I completely ignored all my previous reasoning about how the shot is questionable by nature since the shot is only good against certain strains of the virus and the strains are decided through a guessing game. Real accurate, right?

And I ignored my knowledge of how I don't take medicine well and am currently quite exhausted and so have a less than strong immune system.

Yes, I let my dad being sick get to me. And that night... the first night Bradley slept without waking once... I paid for it.

The minute my head hit the pillow my body started to ache. I couldn't get comfortable. Then, the chills started. No matter how many covers I put on me, I was still shivering. I thought about getting in a hot shower, but the thought of getting out of that shower was too unpleasant. I thought about drinking hot water, but that would have required me to walk and I was so achey I couldn't move.

So I was stuck... In bed.... Watching Bradley sleep.

At 2:30 a.m. Jeremy woke up to me crying rather than Bradley. I think he thought he had entered the Twilight Zone. But no... I was just having a reaction to the shot. What luck, right?

Well, I am fortunate to have married a wonderful man who held me and got me calm enough to snooze for a couple of hours.  Thankfully. So when Bradley did awake I was starting to feel better.

I  immediately applauded Bradley for sleeping through the night and then asked him to please do it the next night so that I could benefit from it.

Then, my son, the sweet son that he is, smiled at me in a way that said, "Yeah right, Mom. You had your chance."

And so we enter Month 2 of Motherhood.

January 3, 2011

Merry New Year!

Whew! What a 2010! I don't know about you, but our year has been filled with excitement, new beginnings, and just plain craziness. From buying our first home to learning we were pregnant to actually birthing the child to surviving a newborn during the holidays. Let's just say we welcome 2011 with open arms.

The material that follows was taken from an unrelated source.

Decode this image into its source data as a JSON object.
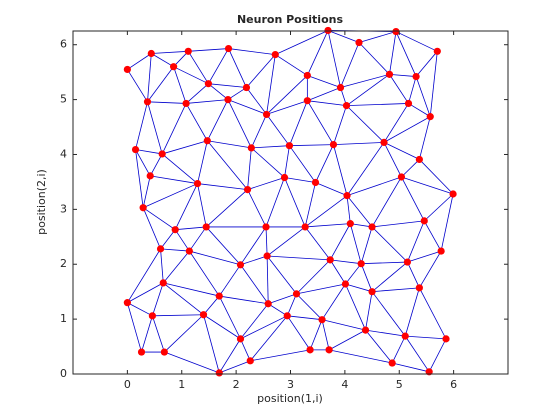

In 2010, I decided to do something I never do: have Resolutions. Well, I'll honestly say that I think I successfully achieved two out of the four. The other two... well, I got pregnant and running a 5k or cooking in a hot kitchen while gagging just didn't seem to fit in. Sorry. I've moved on. You should too.

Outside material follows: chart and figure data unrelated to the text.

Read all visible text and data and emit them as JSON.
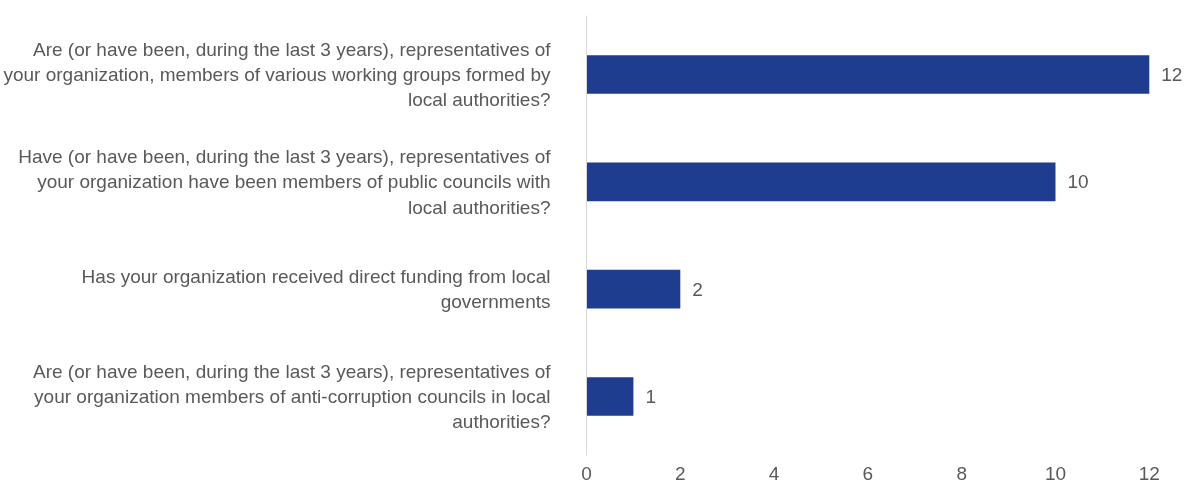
{
  "chart_data": {
    "type": "bar",
    "orientation": "horizontal",
    "categories": [
      "Are (or have been, during the last 3 years), representatives of your organization, members of various working groups formed by local authorities?",
      "Have (or have been, during the last 3 years), representatives of your organization have been members of public councils with local authorities?",
      "Has your organization received direct funding from local governments",
      "Are (or have been, during the last 3 years), representatives of your organization members of anti-corruption councils in local authorities?"
    ],
    "values": [
      12,
      10,
      2,
      1
    ],
    "color": "#1f3d8f",
    "xlim": [
      0,
      12
    ],
    "xticks": [
      0,
      2,
      4,
      6,
      8,
      10,
      12
    ],
    "data_labels": true,
    "grid": false
  }
}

So in 2011, I decided to aim a little lower. Something basic. But something important. So, Ladies and Gentlemen, without further ado, my 2011 resolution is to make it to the end of 2011.

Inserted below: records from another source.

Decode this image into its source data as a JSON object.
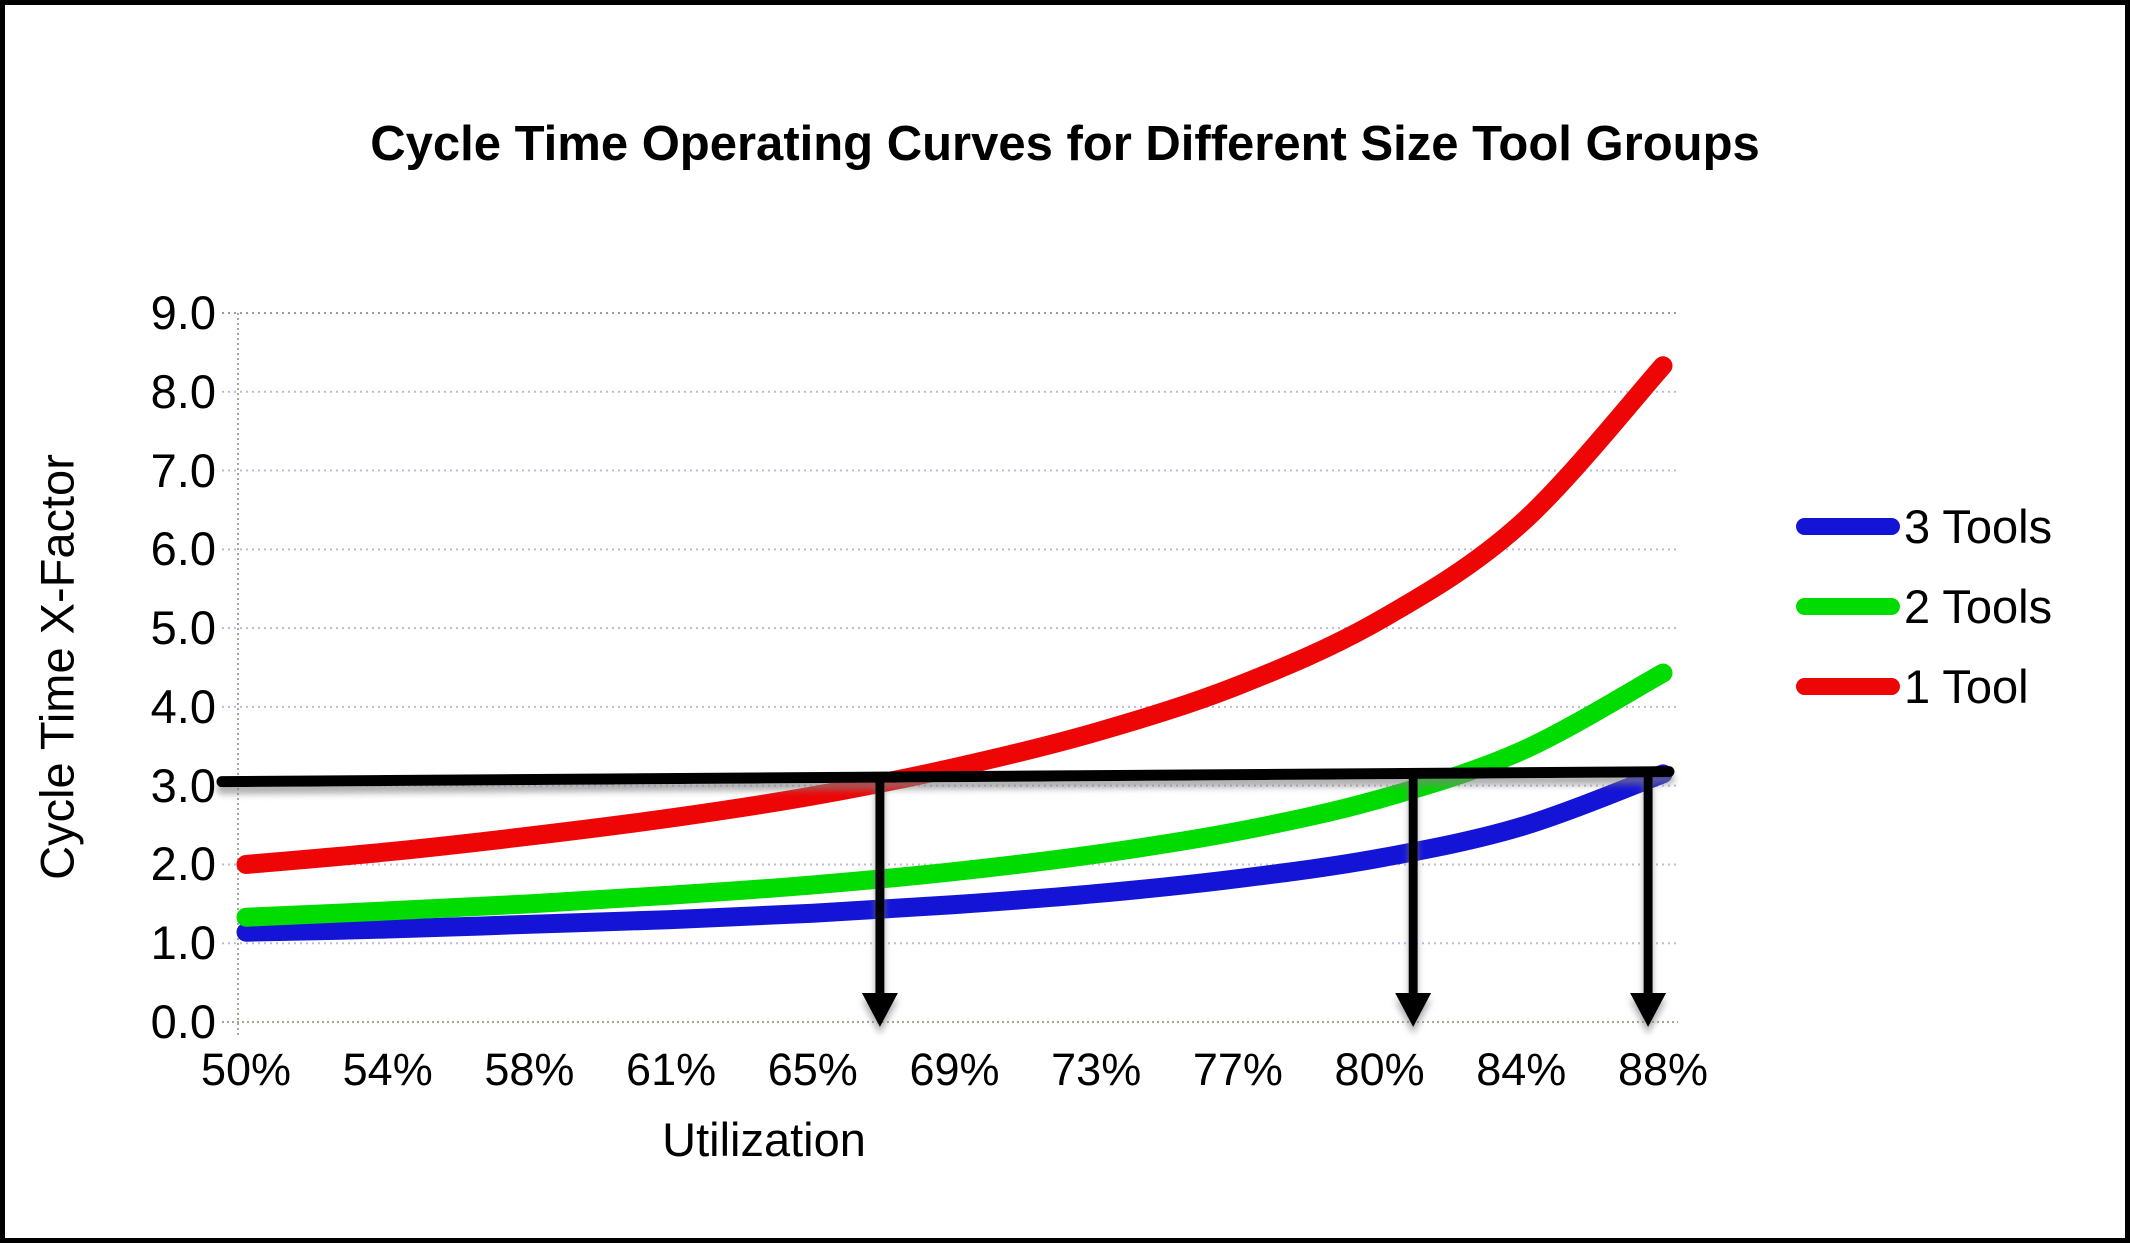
{
  "chart_data": {
    "type": "line",
    "title": "Cycle Time Operating Curves for Different Size Tool Groups",
    "xlabel": "Utilization",
    "ylabel": "Cycle Time X-Factor",
    "x_tick_labels": [
      "50%",
      "54%",
      "58%",
      "61%",
      "65%",
      "69%",
      "73%",
      "77%",
      "80%",
      "84%",
      "88%"
    ],
    "y_tick_labels": [
      "9.0",
      "8.0",
      "7.0",
      "6.0",
      "5.0",
      "4.0",
      "3.0",
      "2.0",
      "1.0",
      "0.0"
    ],
    "ylim": [
      0,
      9
    ],
    "xlim_percent": [
      50,
      88
    ],
    "grid": "horizontal",
    "legend_position": "right",
    "series": [
      {
        "name": "3 Tools",
        "color": "#1414d6",
        "values": [
          1.14,
          1.18,
          1.24,
          1.3,
          1.38,
          1.49,
          1.63,
          1.82,
          2.08,
          2.48,
          3.15
        ]
      },
      {
        "name": "2 Tools",
        "color": "#00db00",
        "values": [
          1.33,
          1.41,
          1.5,
          1.61,
          1.74,
          1.91,
          2.13,
          2.42,
          2.83,
          3.44,
          4.43
        ]
      },
      {
        "name": "1 Tool",
        "color": "#ee0606",
        "values": [
          2.0,
          2.16,
          2.36,
          2.59,
          2.87,
          3.23,
          3.68,
          4.27,
          5.1,
          6.33,
          8.33
        ]
      }
    ],
    "annotations": {
      "reference_line": {
        "y": 3.0,
        "color": "#000000"
      },
      "drop_arrows_x_percent": [
        67,
        81.3,
        87.6
      ],
      "arrow_color": "#000000"
    }
  }
}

Now, I know what you are probably thinking... "Wow, how depressing." "Is everything ok?" And I will answer you with a simple yes. We are wonderful. We couldn't be happier.

But having a child under the age of 1 is stressful.

I believe I've already made three calls to our pediatrician in a panic thinking that Bradley contracted some foreign disease. I've broken out in hives to which Superman (this is what I call my family doctor) told me was probably stress related. Umm... ok? AND I make Jeremy remind me about once a day that as long as Bradley is sleeping, pooping, peeing, and eating, I am doing my job wonderfully.... yes, wonderfully.

I think the hardest part for me is how reliant this little man is on me. And by reliant I am referring to the fact that I am his sole source of food. That is a lot of pressure with something that I have very little control over!

I will say that I have been very fortunate in this area. For Bradley and I, the actual act has come natural.  I quickly realized that men are slave to the boob from a very early age. I also think that I could feed a small village with my supply. I even decided to create a light mood for us by singing songs to the little man right before feeding time. You know songs like, "Are you ready for this? Dun Dun Dun.." and "I'm coming out..." and many more that I won't torture with.  But still. When people tell you one thing like how long he should be eating for and you and baby aren't doing exactly that, you begin to freak. You begin to worry about weight and spit ups and things that never even cross your mind when you yourself are eating.

And so you call the doctor... repeatedly. Or cry at the doctor's office when you realize your baby has gained weight instead of losing it and that all else looks great.

It is also at that time that you make your 2011 Resolution to make it to the end. Because solid foods are going to provide this Mom a lot of comfort.